The most obvious feature of these diagrams is that the input scores have much longer time-scales than the output scores do. However, the input scores do correlate with the output scores.

Here is a scatter plot of first x score compared versus the first y score.
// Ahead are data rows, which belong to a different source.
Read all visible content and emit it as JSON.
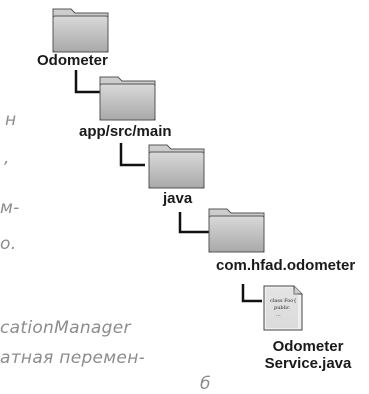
{
  "tree": {
    "nodes": [
      {
        "label": "Odometer"
      },
      {
        "label": "app/src/main"
      },
      {
        "label": "java"
      },
      {
        "label": "com.hfad.odometer"
      },
      {
        "label_line1": "Odometer",
        "label_line2": "Service.java",
        "file_text": "class Foo{ public ... }"
      }
    ]
  },
  "handwritten": {
    "line1": "н",
    "line2": ",",
    "line3": "м-",
    "line4": "о.",
    "line5": "cationManager",
    "line6": "атная перемен-",
    "line7": "б"
  }
}
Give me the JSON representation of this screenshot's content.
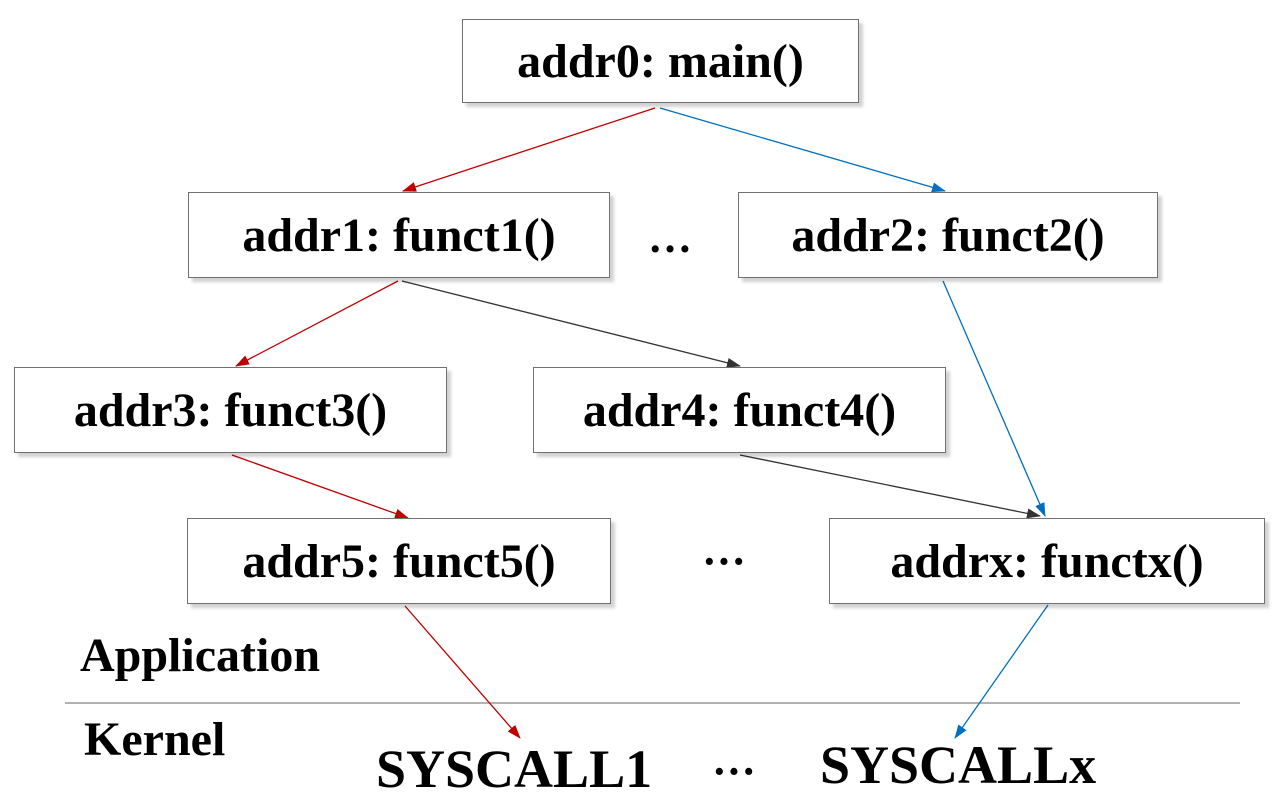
{
  "nodes": {
    "n0": "addr0: main()",
    "n1": "addr1: funct1()",
    "n2": "addr2: funct2()",
    "n3": "addr3: funct3()",
    "n4": "addr4: funct4()",
    "n5": "addr5: funct5()",
    "nx": "addrx: functx()"
  },
  "ellipses": {
    "row1": "…",
    "row4": "···",
    "syscalls": "···"
  },
  "layers": {
    "application": "Application",
    "kernel": "Kernel"
  },
  "syscalls": {
    "s1": "SYSCALL1",
    "sx": "SYSCALLx"
  },
  "colors": {
    "red_path": "#c00000",
    "blue_path": "#0070c0",
    "black_path": "#222222",
    "divider": "#999999"
  }
}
Because this is about 100,000 points, I will use datashader to make the scatter plot.

In [None]:
%%opts RGB[width=400, height=400]

pts = dynspread(
    datashade(hv.Scatter((input_scores[...,0].values.ravel(),
                          output_scores[...,0].values.ravel())),
              cmap='blue'))
pts.redim.range(y=(-100,100))

# Vertical Structure of the modes

In [None]:

from xnoah.data_matrix import unstack_cat
plt.style.use('seaborn')


# scale modes by max of qt between 0 and  8000 m
def get_scale(qt):
    idx_max = np.abs(qt.sel(z=slice(0, 8000))).argmax('z')
    pts = qt.isel_points(dim_0=range(4), z=idx_max.values)
    
    return xr.DataArray(pts.values, (pts.dim_0,)).rename({'points': 'dim_0'})
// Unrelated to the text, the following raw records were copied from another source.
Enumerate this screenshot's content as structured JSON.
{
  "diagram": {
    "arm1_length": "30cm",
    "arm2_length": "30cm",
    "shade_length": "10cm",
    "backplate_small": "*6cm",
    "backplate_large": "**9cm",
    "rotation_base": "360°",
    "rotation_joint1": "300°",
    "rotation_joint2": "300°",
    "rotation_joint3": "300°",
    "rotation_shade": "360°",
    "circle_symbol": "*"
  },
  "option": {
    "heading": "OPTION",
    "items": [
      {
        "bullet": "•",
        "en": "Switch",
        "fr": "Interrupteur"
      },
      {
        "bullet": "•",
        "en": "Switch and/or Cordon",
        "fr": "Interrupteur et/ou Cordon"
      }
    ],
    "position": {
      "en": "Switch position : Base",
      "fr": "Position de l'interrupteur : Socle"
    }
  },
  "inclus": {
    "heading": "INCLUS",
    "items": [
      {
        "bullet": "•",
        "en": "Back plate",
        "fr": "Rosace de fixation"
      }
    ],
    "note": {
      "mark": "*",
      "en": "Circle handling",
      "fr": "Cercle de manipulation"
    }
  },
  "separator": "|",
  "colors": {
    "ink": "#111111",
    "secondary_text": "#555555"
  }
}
def plot_scaled_modes(mca_output):
    
    # load data
    x_modes, y_modes = [unstack_cat(x, 'features') for x in mca_output['modes']]

    # scale output
    scale = get_scale(x_modes.qt)
    x_modes = x_modes/scale
    y_modes = y_modes/scale


    # open figure and plot
    fig, axs = plt.subplots(2,2, figsize=(4,6), sharey=True)

    for i in range(2):
        x = x_modes.isel(dim_0=i)
        y = y_modes.isel(dim_0=i)
        z  =x.z/1e3
        axs[i,0].plot(x.qt, z, label="QT [g/kg]")
        axs[i,0].plot(x.sl, z, label="SL [g/kg]")
        axs[i,0].legend()

        axs[i,0].set_xticks([-.5,0, .5, 1.0])

        axs[i,0].set_title(f"Mode {i+1}")

        axs[i,1].plot(y.Q1c, z, label="Q1c [K/d]")
        axs[i,1].plot(y.Q2, z, label="Q2 [K/d]")
        axs[i,1].legend()

    for ax in axs[:,0]:
        ax.set_ylabel('z [km]')

    plt.tight_layout()
    
    
plot_scaled_modes(mca_output)
plt.savefig("../docs/images/mca_modes.pdf")

Convection shallows(deepens) when the sign of mode 2 is positive.